Linda Chavez, the Chairman of the Center for Equal Opportunity said that despite the backlash from the Regime, the Iranian people are still seeking out the NCRI and MEK. She noted that many people boycotted the recent sham elections because they could not vote for the Regime chosen candidates and put up posters of Maryam Rajavi around Iran.

She praised the NCRI/MEK for their work and said that change would come soon, but it must come from within.

Kenneth Blackwell, a former US Ambassador to the UN Human Rights Council said that US strategic interests and human rights issues are well aligned.

He said that the Regime’s illegitimacy is multifaceted and that they pose a direct threat to international security.

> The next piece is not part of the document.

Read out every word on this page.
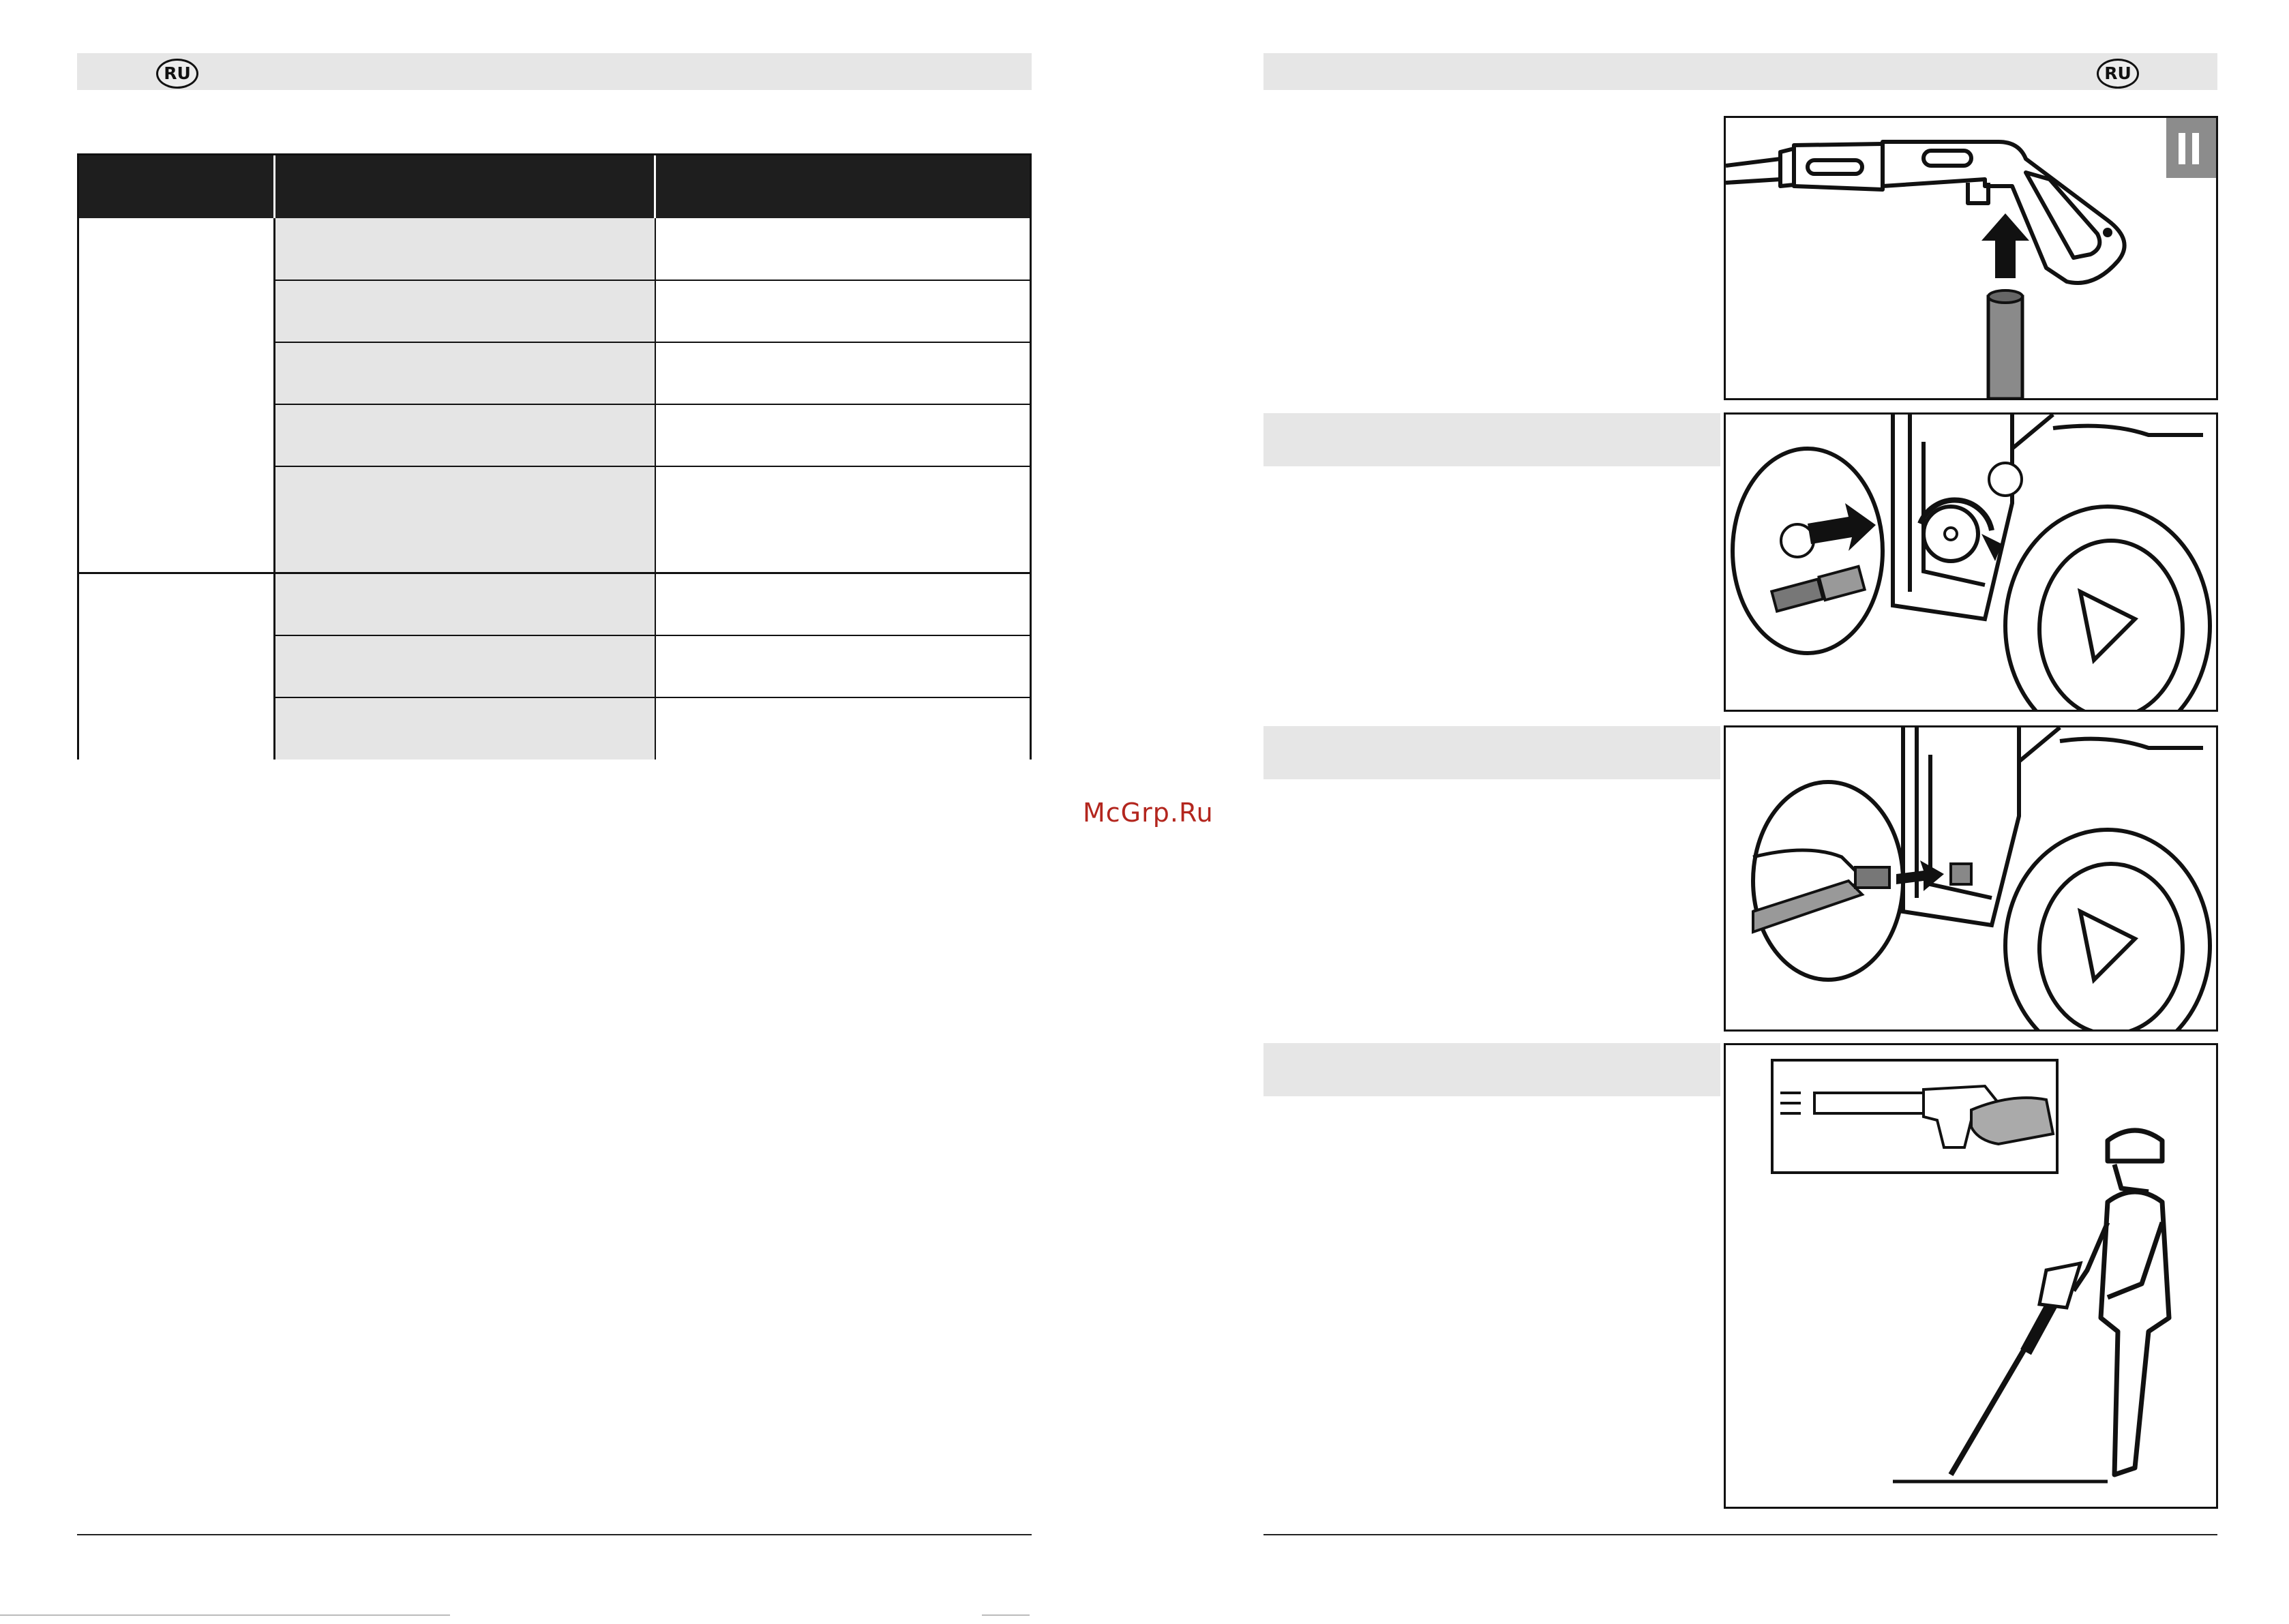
RU
McGrp.Ru
RU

He also reminded us that the Iranian people, who are being oppressed, are the single most important factor in this crisis.

He said: “Human rights struggles are not a spectator sport; you can’t sit on the sidelines, you have to engage.”

Mohammed Alsulami, Head of the Arabian Gulf Centre for Iranian Studies (AGCIS) said that the Iranian regime’s strategy has always been to export its problems abroad, ever since 1979.

Senator Robert Torricelli praised the MEK for their relentless activism, even in the face of adversity. He said that the MEK continues to work for change every day, and will continue to work until they see change.